Scott Carey Jul 30th 2018

The UK broadcaster Sky has turned to Google Cloud's BigQuery data warehouse and machine learning algorithms to investigate web traffic and shut down pirate sites in real time.

Speaking on stage during Google Cloud Next in San Francisco this week, Mohamed Hammady, CTO at Sky UK said: "We invest close to $8 billion (£6 billion) a year in content. A major part of this investment is buying sports rights and the crown jewel is the broadcasting rights of English Premier League matches."

Sky pays $1.6 billion (£1.2 billion) a year for the rights to 126 Premier League matches, and piracy is a clear threat to that investment.

Following the landmark High Court decision in 2017, which has been boosted earlier this month to stop streams at the server level, internet service providers (ISPs) are responsible for shutting down illegal sites streaming Premier League football.

"Unfortunately, like in any industry, there are bad guys trying to illegally stream football matches," Hammady said. "This can harm the sports industry and can not be tolerated."

However, the court order didn't solve the large scale technology challenge of identifying and shutting down these sites in real time.

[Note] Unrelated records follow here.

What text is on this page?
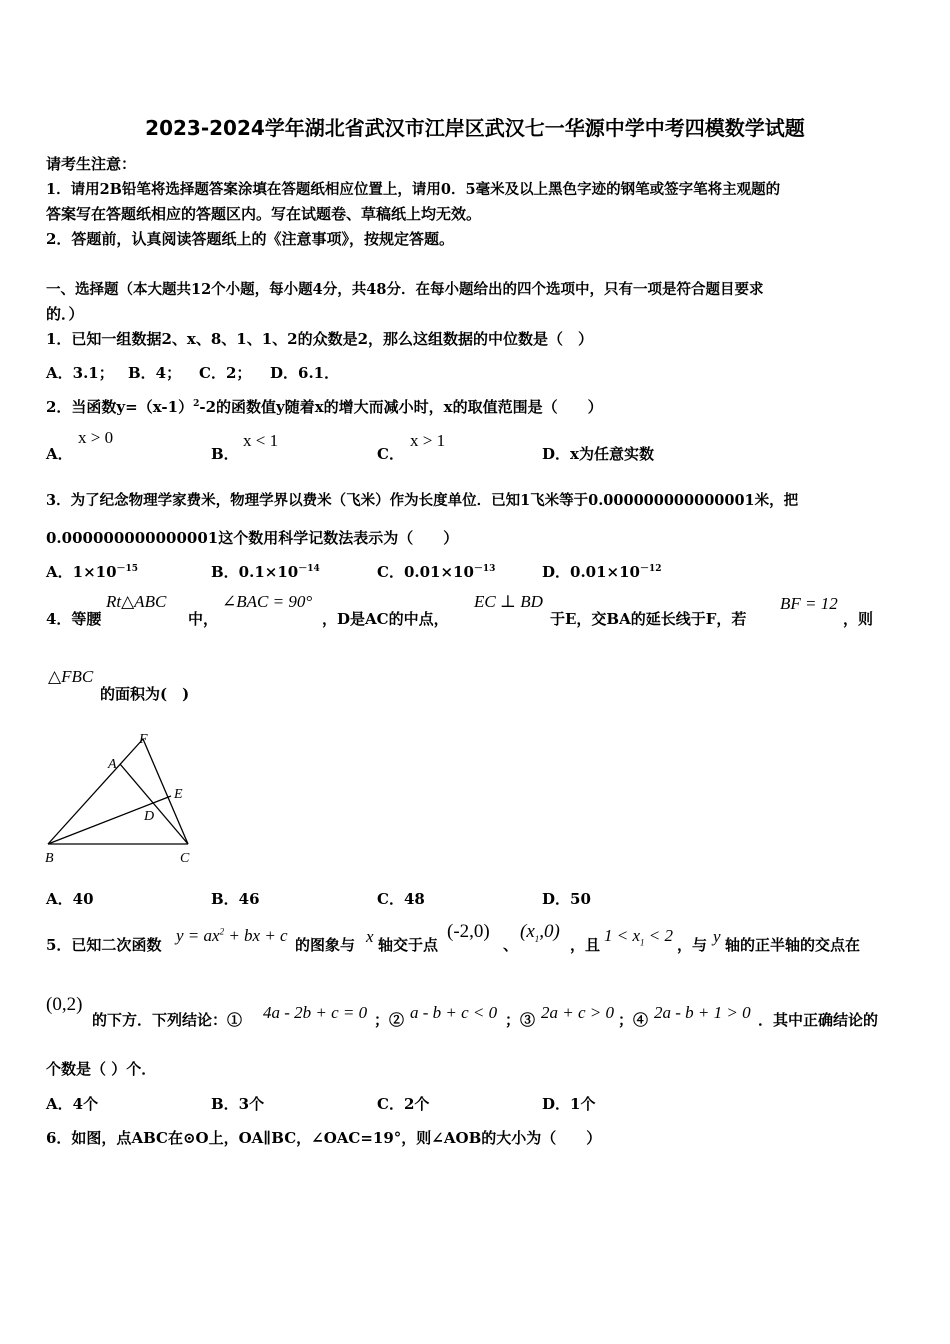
2023-2024学年湖北省武汉市江岸区武汉七一华源中学中考四模数学试题
请考生注意：
1．请用2B铅笔将选择题答案涂填在答题纸相应位置上，请用0．5毫米及以上黑色字迹的钢笔或签字笔将主观题的
答案写在答题纸相应的答题区内。写在试题卷、草稿纸上均无效。
2．答题前，认真阅读答题纸上的《注意事项》，按规定答题。
一、选择题（本大题共12个小题，每小题4分，共48分．在每小题给出的四个选项中，只有一项是符合题目要求
的．）
1．已知一组数据2、x、8、1、1、2的众数是2，那么这组数据的中位数是（　）
A．3.1； B．4； C．2； D．6.1．
2．当函数$y=(x-1)^2-2$的函数值y随着x的增大而减小时，x的取值范围是（　　）
A．
x > 0
B．
x < 1
C．
x > 1
D．x为任意实数
3．为了纪念物理学家费米，物理学界以费米（飞米）作为长度单位．已知1飞米等于0.000000000000001米，把
0.000000000000001这个数用科学记数法表示为（　　）
A．$1\times 10^{-15}$	B．$0.1\times 10^{-14}$	C．$0.01\times 10^{-13}$	D．$0.01\times 10^{-12}$
4．等腰
Rt△ABC
中，
∠BAC = 90°
，D是AC的中点，
EC ⊥ BD
于E，交BA的延长线于F，若
BF = 12
，则
△FBC
的面积为(　)
F
A
E
D
B	C
A．40	B．46	C．48	D．50
5．已知二次函数 $y = ax^2$ + bx + c 的图象与 x 轴交于点
(-2,0)
、
$(x_1,0)$
，且 $1 < x_1 < 2$ ，与 y 轴的正半轴的交点在
(0,2)
的下方．下列结论：① 4a - 2b + c = 0 ；② a - b + c < 0 ；③ 2a + c > 0 ；④ 2a - b + 1 > 0 ．其中正确结论的
个数是（ ）个．
A．4个	B．3个	C．2个	D．1个
6．如图，点ABC在⊙O上，OA∥BC，∠OAC=19°，则∠AOB的大小为（　　）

Sky, which is in the unique position of being an ISP as well as a sports broadcaster, turned to Google Cloud technology to solve this problem.

The team at Sky collected its NetFlow traffic information as a means of "sampling the traffic on our core network," according to Hammady. Over the course of a year this produced 500 billion data records, so Sky needed a highly scalable data warehouse solution to process this.

"Using BigQuery and an in-house algorithm - which cost $10,000 (£7,500) to develop - we are now able to continuously study traffic patterns with an always up to date list of suspect pirate sites," Hammady said. "Once they have been confirmed as illegal they are shut down.

"The time to run the query on Google Cloud is less than 30 seconds and costs 23 cents for every run, these are the 23 cents of my PnL [profit and loss] that I am most proud to spend," he said.

"The result is a phenomenal reduction in pirate sites in the UK."

This experience helped convince Sky to turn to Google Cloud for its broader data warehouse needs, according to Hammady.

"This success has opened the door for a wider collaboration with Google Cloud as we have decided to build our data lake on the Google Cloud Platform," he said.

A key part of this internal data strategy is driving more personalisation for customers by joining up all of their data in one place.

The aim is to "progressively personalise every interaction to be quicker and more relevant to individual customer needs," Hammady said. "This ranges form content recommendation to offer management and troubleshooting on service calls, across all channels."